Third-year psychology major Rachel Wong is one of these students. Her autoethnography “Lending an Ear to a Silent World” was originally written for Lerner’s Writing 39B course. It details the transformation of her world as a person who’s deaf from the point of her cochlear implant surgery at age 7 to her experiences now with pandemic-driven mouth coverings and glitchy videoconferencing.

Wong enjoys the community that Lucid creates for first-generation students like herself and is glad to have a platform for raising awareness of the struggles that deaf and partially deaf people face, especially today.

“There was one friend of mine who messaged me after reading the piece and said they loved it – so that was nice to hear. And they got to learn another perspective, which is pretty cool,” she says.
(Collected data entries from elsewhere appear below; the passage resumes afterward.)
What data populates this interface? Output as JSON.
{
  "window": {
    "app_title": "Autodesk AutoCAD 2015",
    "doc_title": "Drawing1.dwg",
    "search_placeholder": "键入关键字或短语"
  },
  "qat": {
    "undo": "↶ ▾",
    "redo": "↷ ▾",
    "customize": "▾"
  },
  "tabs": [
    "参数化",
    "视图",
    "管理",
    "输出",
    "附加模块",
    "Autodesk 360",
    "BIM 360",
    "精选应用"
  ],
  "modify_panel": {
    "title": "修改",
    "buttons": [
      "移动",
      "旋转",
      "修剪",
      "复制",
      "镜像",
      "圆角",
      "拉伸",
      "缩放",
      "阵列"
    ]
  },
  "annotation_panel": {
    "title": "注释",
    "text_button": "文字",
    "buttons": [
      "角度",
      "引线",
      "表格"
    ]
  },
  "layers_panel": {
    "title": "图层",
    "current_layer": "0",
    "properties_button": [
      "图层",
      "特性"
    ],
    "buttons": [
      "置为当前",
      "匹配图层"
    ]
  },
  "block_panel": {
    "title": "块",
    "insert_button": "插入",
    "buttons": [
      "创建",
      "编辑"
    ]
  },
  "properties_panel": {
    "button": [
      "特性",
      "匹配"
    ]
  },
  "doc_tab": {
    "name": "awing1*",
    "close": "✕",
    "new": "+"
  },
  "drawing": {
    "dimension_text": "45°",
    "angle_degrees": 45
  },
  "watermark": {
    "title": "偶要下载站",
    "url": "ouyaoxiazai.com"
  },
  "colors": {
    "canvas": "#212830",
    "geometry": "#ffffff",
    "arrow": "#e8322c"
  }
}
Third-year chemical engineering major Jiazhe “Loki” Chen wanted to provide readers with the perspective of an international student – specifically, a Chinese student – during a time of xenophobia and Asian discrimination.

Also originally crafted for an English composition course, his piece, “He Was on His Morning Walk,” is visually striking in that it’s the only one in the journal published in Mandarin instead of English.

“I wrote the article first in Chinese, actually, because I had a lot to say. I had some discussions with some of my friends about our personal experiences being verbally or even physically attacked,” Chen says. “I guess I had a fire in my heart.” He felt that writing the first draft in Mandarin, his first language, allowed him to express his emotions in a stronger way than English could convey.

For his class assignment, Chen translated the story into English, but he submitted both versions to Lucid. Keeping UCI’s large Chinese student population in mind, he hoped the editors would see the value in having Mandarin characters printed in an English-dominated journal.

“Honestly, I was a little bit surprised when I heard that they would be publishing the entire article in Chinese,” Chen says. “But the problems [discussed in the piece] are much bigger than just me, than just Lucid, than just UCI. They’re everywhere; it’s a serious social issue.”

This statement is true of many of the topics covered in Lucid’s second issue, which has given students like Wong and Chen both a forum and a sense of validation.

“I wasn’t aware that there are so many other first-generation students who are voicing their thoughts,” Chen says. “That was very powerful to me.”